— Того, что если у тебя нет человеческих чувств, это не значит, что их нет у других!

— Любопытно... — его тон настолько ледяной, что замораживает воздух. — Значит, настаиваешь, что я тебе "нужен"… И именно из-за этих глубоких чувств ты пыталась сбежать с бала? Из-за них же угрожала убить себя? Тебе не кажется, что у меня нет причин тебе верить?

— А ты и не верь! Я вообще не обязана тебе ничего доказывать! — выпаливаю я. — Без тебя я жила спокойно! И знать не знала этих мучительных эмоций! Это ты, тот кто разрушил мою жизнь! Украл, запер, а потом привёз в Аштарию — будто милость с небес спустил! Я про ловушку не знала, и всё сделала чтобы тебя спасти! Так в чем ты недоволен?!

— Хах! Тебе на пальцах объяснить или сама угадаешь?!

— Если ты про само нападение, так мои родители были в своём праве, ясно!

— В своём праве?! — с угрозой переспрашивает Клоинфарн.

— Да! — Я вздёргиваю подбородок, что выглядит, конечно, глупо. И опасно. Ведь я лежу на кровати, а дракон навис надо мной. Взбешённый моими словами, он смотрит так, будто перебирает в уме способы убийства.

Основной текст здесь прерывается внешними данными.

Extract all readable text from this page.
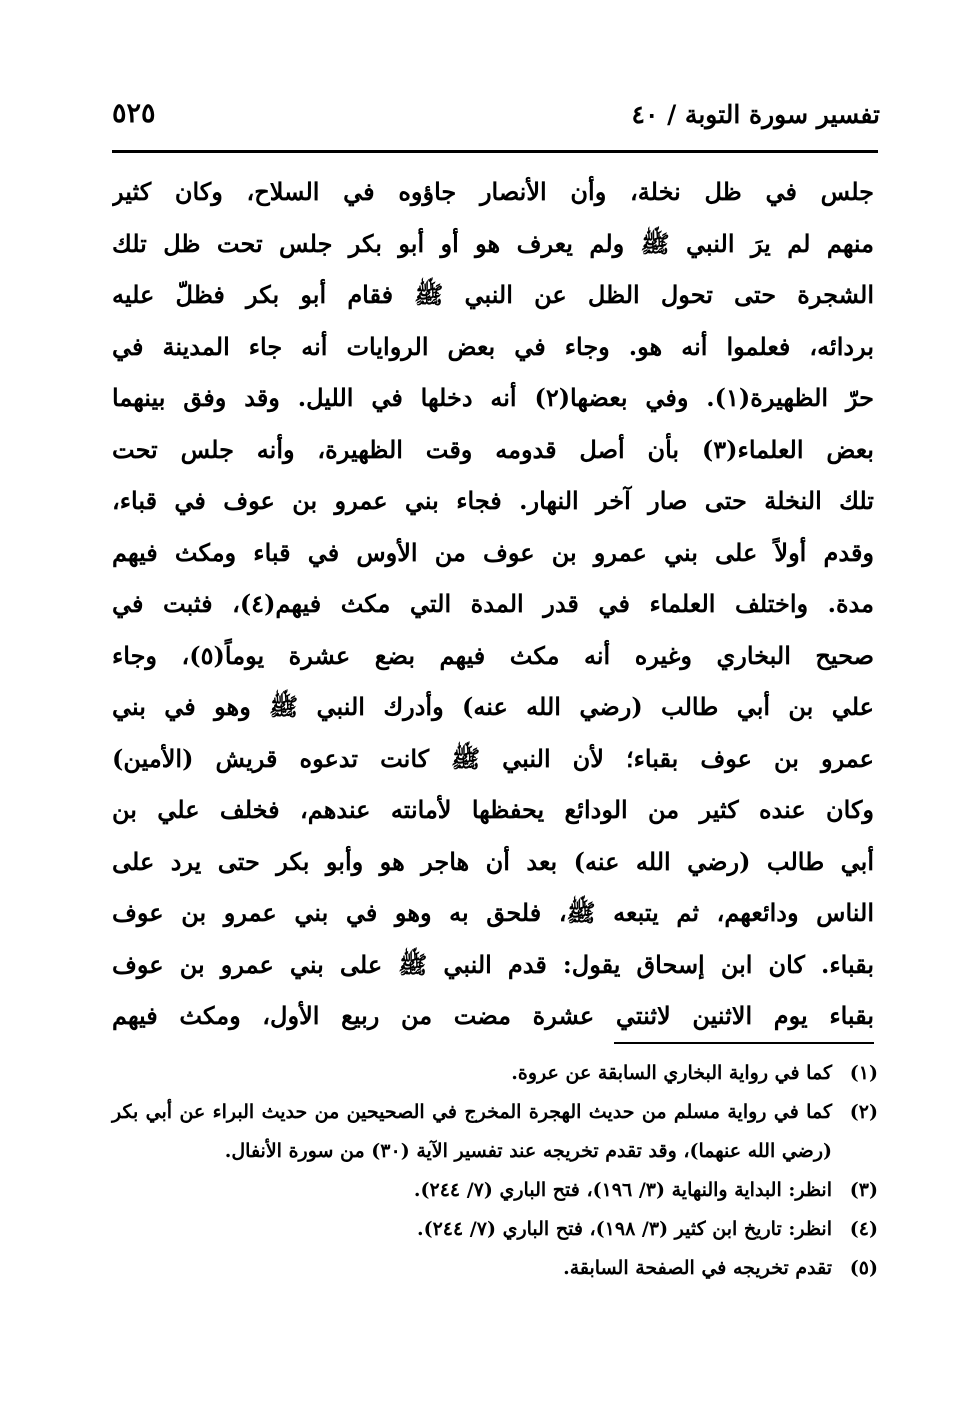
تفسير سورة التوبة / ٤٠
٥٢٥
جلس في ظل نخلة، وأن الأنصار جاؤوه في السلاح، وكان كثير
منهم لم يرَ النبي ﷺ ولم يعرف هو أو أبو بكر جلس تحت ظل تلك
الشجرة حتى تحول الظل عن النبي ﷺ فقام أبو بكر فظلّ عليه
بردائه، فعلموا أنه هو. وجاء في بعض الروايات أنه جاء المدينة في
حرّ الظهيرة(١). وفي بعضها(٢) أنه دخلها في الليل. وقد وفق بينهما
بعض العلماء(٣) بأن أصل قدومه وقت الظهيرة، وأنه جلس تحت
تلك النخلة حتى صار آخر النهار. فجاء بني عمرو بن عوف في قباء،
وقدم أولاً على بني عمرو بن عوف من الأوس في قباء ومكث فيهم
مدة. واختلف العلماء في قدر المدة التي مكث فيهم(٤)، فثبت في
صحيح البخاري وغيره أنه مكث فيهم بضع عشرة يوماً(٥)، وجاء
علي بن أبي طالب (رضي الله عنه) وأدرك النبي ﷺ وهو في بني
عمرو بن عوف بقباء؛ لأن النبي ﷺ كانت تدعوه قريش (الأمين)
وكان عنده كثير من الودائع يحفظها لأمانته عندهم، فخلف علي بن
أبي طالب (رضي الله عنه) بعد أن هاجر هو وأبو بكر حتى يرد على
الناس ودائعهم، ثم يتبعه ﷺ، فلحق به وهو في بني عمرو بن عوف
بقباء. كان ابن إسحاق يقول: قدم النبي ﷺ على بني عمرو بن عوف
بقباء يوم الاثنين لاثنتي عشرة مضت من ربيع الأول، ومكث فيهم
(١)
كما في رواية البخاري السابقة عن عروة.
(٢)
كما في رواية مسلم من حديث الهجرة المخرج في الصحيحين من حديث البراء عن أبي بكر (رضي الله عنهما)، وقد تقدم تخريجه عند تفسير الآية (٣٠) من سورة الأنفال.
(٣)
انظر: البداية والنهاية (٣/ ١٩٦)، فتح الباري (٧/ ٢٤٤).
(٤)
انظر: تاريخ ابن كثير (٣/ ١٩٨)، فتح الباري (٧/ ٢٤٤).
(٥)
تقدم تخريجه في الصفحة السابقة.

На дне его совершенно чёрных глаз мечется зубастая ненависть. Она, будто раненое животное, рычит и клацает пастью.

— Серьёзно с-с-считаешь, что твои бездновы родственнички были правы?! — шипит Клоинфарн, показывая зубы — такие же острые, как у ненависти в его глазах.

— Да!

Тени в комнате сгущаются, чернильными кляксами наползают на бледное лицо дракона, и я чувствую — они могильным холодом касаются моих щиколоток, тянутся вверх к коленям.

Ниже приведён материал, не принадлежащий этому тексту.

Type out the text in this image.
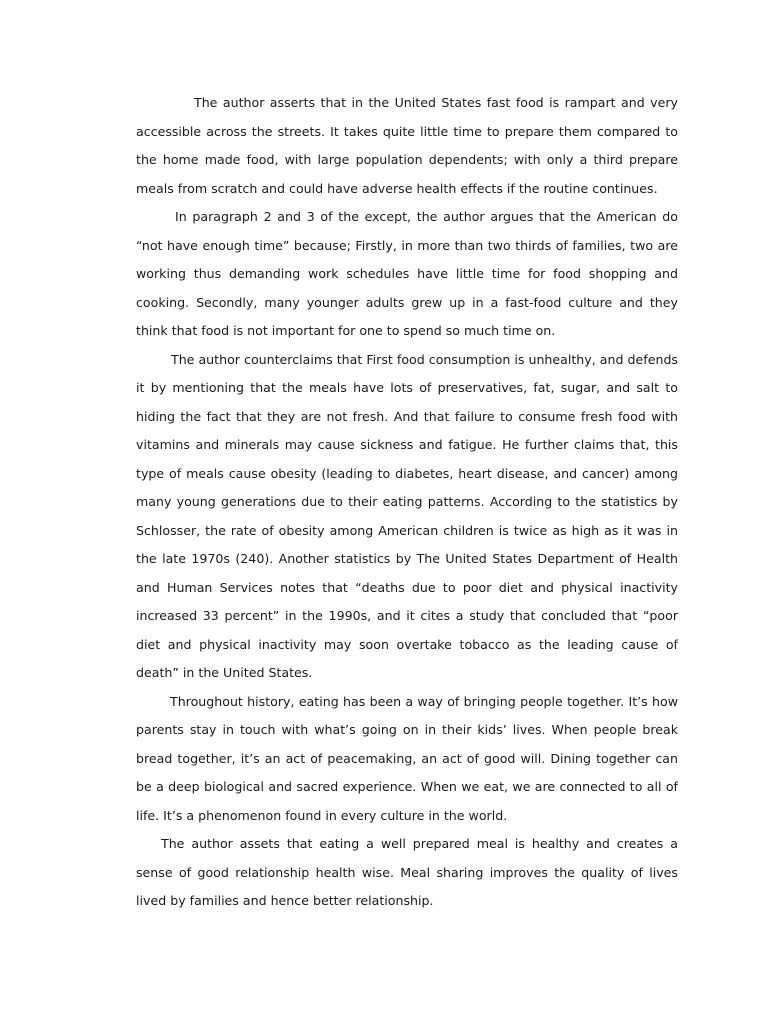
The author asserts that in the United States fast food is rampart and very accessible across the streets. It takes quite little time to prepare them compared to the home made food, with large population dependents; with only a third prepare meals from scratch and could have adverse health effects if the routine continues.

In paragraph 2 and 3 of the except, the author argues that the American do “not have enough time” because; Firstly, in more than two thirds of families, two are working thus demanding work schedules have little time for food shopping and cooking. Secondly, many younger adults grew up in a fast-food culture and they think that food is not important for one to spend so much time on.

The author counterclaims that First food consumption is unhealthy, and defends it by mentioning that the meals have lots of preservatives, fat, sugar, and salt to hiding the fact that they are not fresh. And that failure to consume fresh food with vitamins and minerals may cause sickness and fatigue. He further claims that, this type of meals cause obesity (leading to diabetes, heart disease, and cancer) among many young generations due to their eating patterns. According to the statistics by Schlosser, the rate of obesity among American children is twice as high as it was in the late 1970s (240). Another statistics by The United States Department of Health and Human Services notes that “deaths due to poor diet and physical inactivity increased 33 percent” in the 1990s, and it cites a study that concluded that “poor diet and physical inactivity may soon overtake tobacco as the leading cause of death” in the United States.

Throughout history, eating has been a way of bringing people together. It’s how parents stay in touch with what’s going on in their kids’ lives. When people break bread together, it’s an act of peacemaking, an act of good will. Dining together can be a deep biological and sacred experience. When we eat, we are connected to all of life. It’s a phenomenon found in every culture in the world.

The author assets that eating a well prepared meal is healthy and creates a sense of good relationship health wise. Meal sharing improves the quality of lives lived by families and hence better relationship.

Но тут Клоинфарн дёргает подбородком, будто выдирая себя из омута — и тени отступают. Резко отстранившись, он встаёт на ноги. Смотрит на меня сверху вниз. Лицо мужчины вновь мраморно-белое и только глаза — непроницаемые как безлунная ночь.

Кажется, если у нас был шанс на примирение, прямо сейчас он рассыпался в пыль.

Но это не значит, что я отступлю! Мне надоело смиренно склонять голову! Мне тоже есть что сказать этому наглому мрачному дракону!

— Они хотели спасти меня — своего ребёнка! — я сажусь на кровати, нервно поправляя платье. — Разве любой родитель не поступил бы так же? Но трагедии можно было избежать, если бы ты позволил мне поговорить с ними! Или сам попытался бы с ними объясниться!

Клоинфарн смеётся. Но никому из нас не смешно.

— Объяснить? Я в своём праве! И не обязан ничего объяснять!

— Ну да, конечно! — кипячусь я. — Ведь проще всё и всех уничтожить! Украсть! Запереть! А потом удивляться, что тебя хотят заковать в цепи!

— Ты сравниваешь несравнимое!

— Неужели?!

— Ты была жива, смеялась и танцевала. Но они посчитали равноценным запихнуть меня в ширастовы цепи! — он начинает раздражённо мерить шагами комнату, его голос становится отрывистым, злым. — Мои воспоминания о том времени ещё весьма свежи, они накатывают каждую ночь, едва я закрываю глаза! — он стискивает зубы, цедит сквозь них:

— Драккарова Эйда! Словно вырвать моё сердце этой бешеной было мало! Думаешь, заключение в алтаре — это вроде длинного сна? И близко не похоже! Не слишком-то удобно спать, когда веками заперт в каменном мешке, закопанном глубоко под землёй! Дышать там тоже нечем, но и умереть не получится. Из развлечений — выть, хрипеть или биться головой о плиты, и так лет сто, и ещё сто... И ещё, и ещё! Впрочем, можно создать подреальность — этакий карман для разума, единственный шанс сохранить расползающиеся ошмётки сознания. Из ста лет в нём получится провести треть, а единственным развлечением будет наблюдать, как весело и мирно живут в твоей драгоценной Аштарии, потягивая мою силу, как вино из бокала! Так что у меня накопилось достаточно претензий к твоей бешеной семейке!